Leaders of mainline religious institutions are unable to speak the truth openly to oppressive Arab political rulers. On the other hand, radical religious groups are able to organize underground. Their leaders target both ruling regimes and colonial powers. Muslim fanatic groups are popular because they are expressing the people’s frustrations.

However, despite their popularity, Arab fundamentalist groups lack political maturity to innovate democratically.  Arabs’ religious fanatics follow tradition obsessively, literally and coercively. In particular, Arab fundamentalist groups are not sensitive to empowerment of women in society. They demonize the West, and blame their ills on the outside world.

Fanatics rely on brutal force and ignore human investment.  When Arab fundamentalists become deeply self-critical, they may eventually find their way to real reform. They expect Islam to condone suicide killing, but authentic Islam will never give these religious fanatics the moral license to disregard universal rules of combat and insurgency.

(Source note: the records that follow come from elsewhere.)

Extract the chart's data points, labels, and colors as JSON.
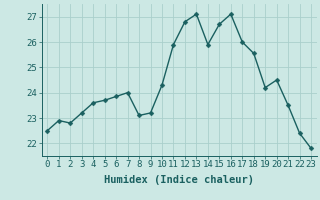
{
  "x": [
    0,
    1,
    2,
    3,
    4,
    5,
    6,
    7,
    8,
    9,
    10,
    11,
    12,
    13,
    14,
    15,
    16,
    17,
    18,
    19,
    20,
    21,
    22,
    23
  ],
  "y": [
    22.5,
    22.9,
    22.8,
    23.2,
    23.6,
    23.7,
    23.85,
    24.0,
    23.1,
    23.2,
    24.3,
    25.9,
    26.8,
    27.1,
    25.9,
    26.7,
    27.1,
    26.0,
    25.55,
    24.2,
    24.5,
    23.5,
    22.4,
    21.8
  ],
  "line_color": "#1a6060",
  "marker_color": "#1a6060",
  "bg_color": "#cce8e4",
  "grid_color": "#aacfcc",
  "xlabel": "Humidex (Indice chaleur)",
  "ylim": [
    21.5,
    27.5
  ],
  "yticks": [
    22,
    23,
    24,
    25,
    26,
    27
  ],
  "xticks": [
    0,
    1,
    2,
    3,
    4,
    5,
    6,
    7,
    8,
    9,
    10,
    11,
    12,
    13,
    14,
    15,
    16,
    17,
    18,
    19,
    20,
    21,
    22,
    23
  ],
  "tick_fontsize": 6.5,
  "xlabel_fontsize": 7.5,
  "linewidth": 1.0,
  "markersize": 2.5
}
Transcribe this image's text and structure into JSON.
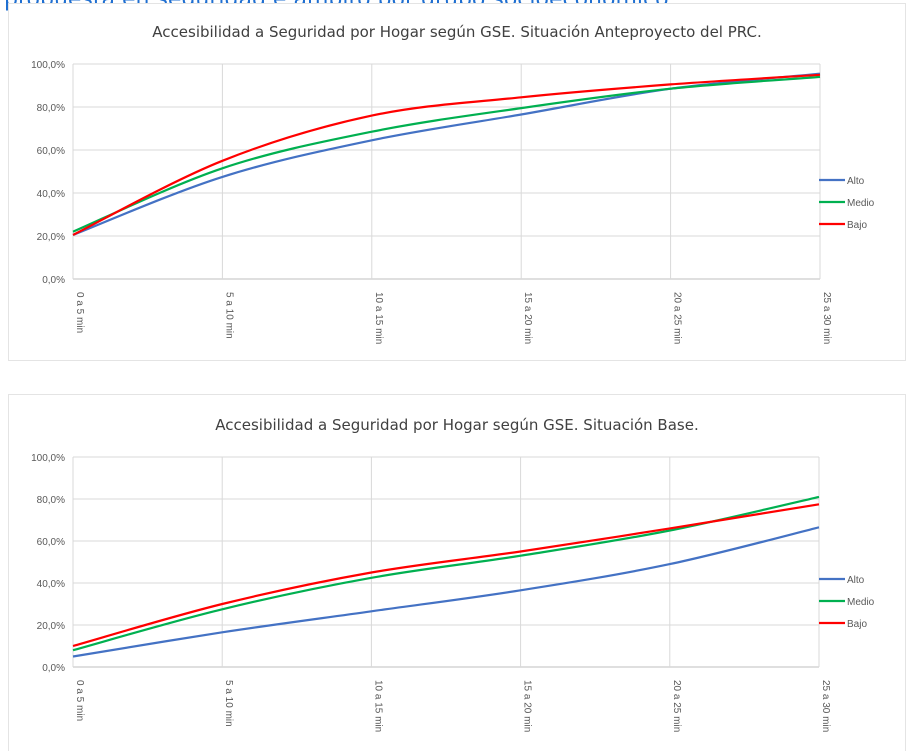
{
  "caption_text": "propuesta en seguridad e ámbito por grupo socioeconómico",
  "chart_data": [
    {
      "type": "line",
      "title": "Accesibilidad a Seguridad por Hogar según GSE. Situación Anteproyecto del PRC.",
      "xlabel": "",
      "ylabel": "",
      "categories": [
        "0 a 5 min",
        "5 a 10 min",
        "10 a 15 min",
        "15 a 20 min",
        "20 a 25 min",
        "25 a 30 min"
      ],
      "y_ticks": [
        "0,0%",
        "20,0%",
        "40,0%",
        "60,0%",
        "80,0%",
        "100,0%"
      ],
      "ylim": [
        0,
        100
      ],
      "grid": true,
      "legend_position": "right",
      "series": [
        {
          "name": "Alto",
          "color": "#4472c4",
          "values": [
            20.5,
            47.5,
            64.5,
            76.5,
            88.5,
            95.5
          ]
        },
        {
          "name": "Medio",
          "color": "#00b050",
          "values": [
            22,
            51.5,
            68.5,
            79.5,
            88.5,
            94
          ]
        },
        {
          "name": "Bajo",
          "color": "#ff0000",
          "values": [
            20.5,
            55,
            76,
            84.5,
            90.5,
            95
          ]
        }
      ]
    },
    {
      "type": "line",
      "title": "Accesibilidad a Seguridad por Hogar según GSE. Situación Base.",
      "xlabel": "",
      "ylabel": "",
      "categories": [
        "0 a 5 min",
        "5 a 10 min",
        "10 a 15 min",
        "15 a 20 min",
        "20 a 25 min",
        "25 a 30 min"
      ],
      "y_ticks": [
        "0,0%",
        "20,0%",
        "40,0%",
        "60,0%",
        "80,0%",
        "100,0%"
      ],
      "ylim": [
        0,
        100
      ],
      "grid": true,
      "legend_position": "right",
      "series": [
        {
          "name": "Alto",
          "color": "#4472c4",
          "values": [
            5,
            16.5,
            26.5,
            36.5,
            49,
            66.5
          ]
        },
        {
          "name": "Medio",
          "color": "#00b050",
          "values": [
            8,
            27.5,
            42.5,
            53,
            65,
            81
          ]
        },
        {
          "name": "Bajo",
          "color": "#ff0000",
          "values": [
            10,
            30,
            45,
            55,
            66,
            77.5
          ]
        }
      ]
    }
  ]
}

Western and Arab fundamentalists are trapped in a cycle of mutual demonizing. As the world becomes a global village, fundamentalist across cultures and borders are waging ethnocentric wars. They are busy canceling each other ideologically. Arab fundamentalists demonize western modernity; whereas, US fundamentalists demonize Islamic ideology.

In each society, the future of fundamental religions is tied to the future of mainline religion.  

In the Arab world, where the economy worsens and politics deteriorate, fundamentalism thrives. As long as moderate religious institutions are inhibited by the autocratic state there is little hope in containing fundamentalism.

And in America, as long as main line churches are losing their relevance to a rapidly changing and competitive society, the fundamental church will continue to grow in size and in political impact.  In an age of growing anxiety about the future of the world – and in particular, the future of Western civilization – fundamental churches seem to be able to respond with concrete, albeit superficial, answers for which people are thirsty.

What fundamentalists of all cultures share is the industry of fear and anxiety. Irrational fear is the renewable resource that fuels their theology and economy.